Party Poker’s Stock Drops as it Separates Itself from its Affiliates
Party Poker will no longer allow players from affiliates such as Empire Online and Coral Eurobet gamble at the same tables as their own clients. Party’s new platform will be for the exclusive use of its nine million customers, but the result of this decision was that shares in Party slid more than 10 per cent.

Empire’s Stock Takes an Even Bigger Hit
Empire took a bigger hit, however, and lost one-third of its market value. The genesis of this collapse began when Party Gaming, the world’s largest online poker group, said it was moving Party players to a new operating platform. This move was undertaken to facilitate the cross-selling of gaming products — such as blackjack and betting on card colors — to Party Poker players.

Party’s own players account for about 80 per cent of their customer base, with the rest generated by third-party sites such as Empire.

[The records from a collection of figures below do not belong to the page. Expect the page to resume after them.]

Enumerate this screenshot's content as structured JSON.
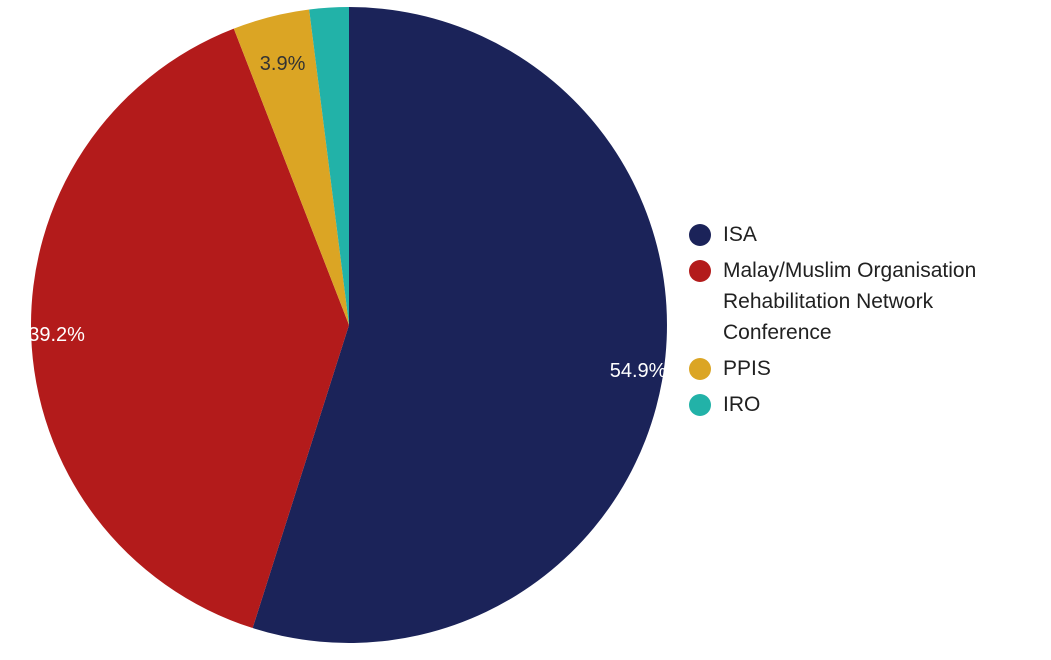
{
  "chart_data": {
    "type": "pie",
    "title": "",
    "slices": [
      {
        "name": "ISA",
        "value": 54.9,
        "label": "54.9%",
        "color": "#1b2359",
        "label_color": "#ffffff"
      },
      {
        "name": "Malay/Muslim Organisation Rehabilitation Network Conference",
        "value": 39.2,
        "label": "39.2%",
        "color": "#b31b1b",
        "label_color": "#ffffff"
      },
      {
        "name": "PPIS",
        "value": 3.9,
        "label": "3.9%",
        "color": "#dba524",
        "label_color": "#333333"
      },
      {
        "name": "IRO",
        "value": 2.0,
        "label": "",
        "color": "#22b2a8",
        "label_color": "#333333"
      }
    ],
    "start_angle_deg": 0,
    "direction": "clockwise",
    "legend_placement": "right"
  }
}
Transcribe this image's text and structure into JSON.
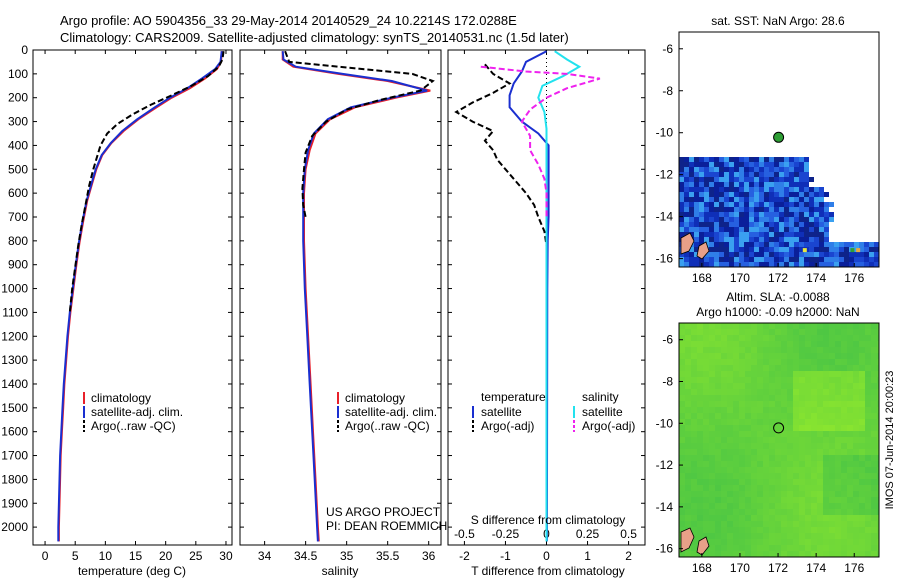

These sites, or skins, direct players to Party’s platform and take a share of the fees paid by participating players.

What the Skins Say
It was “too early…to accurately assess what, if any, impact” Party’s move would have on its short-term financial performance, according to Empire. Their plans include reducing any reliance on Party. They also acquired two new gaming brands, which they own outright.

The Word on the Street from UK Gaming Stock Analysts
UK gaming industry analysts stated that Party’s decision to move to a new platform exclusively for their customers, “… risked alienating its affiliate partners, who could take their customers to other operators.”

“It looks churlish, frankly,” said Paul Leyland, an analyst with Seymour Pierce. “Someone at the top seems to have decided they need more control of their value chain, but they haven’t thought through the full implications.” He added that Party had not “… covered themselves in glory” in the last quarter.

Here’s My Take on the Situation
Party’s shares have fallen more than 30 per cent since stating last month that player growth rates had slowed.

Empire said the number of new players on its sites had increased 24 per cent between the second and third quarters. The number of new players increased 62 per cent during last year’s third quarter. While that is a slowdown in growth, a 24 percent increase in any quarter is enviable, while a 62 percent quarterly increase seems unsustainable in any business.

How this plays out is anybody’s guess at this point, and with former Party skins a potential merger target for other online poker operators, it’s quite possible that Party might have just cut off its nose to spite its face.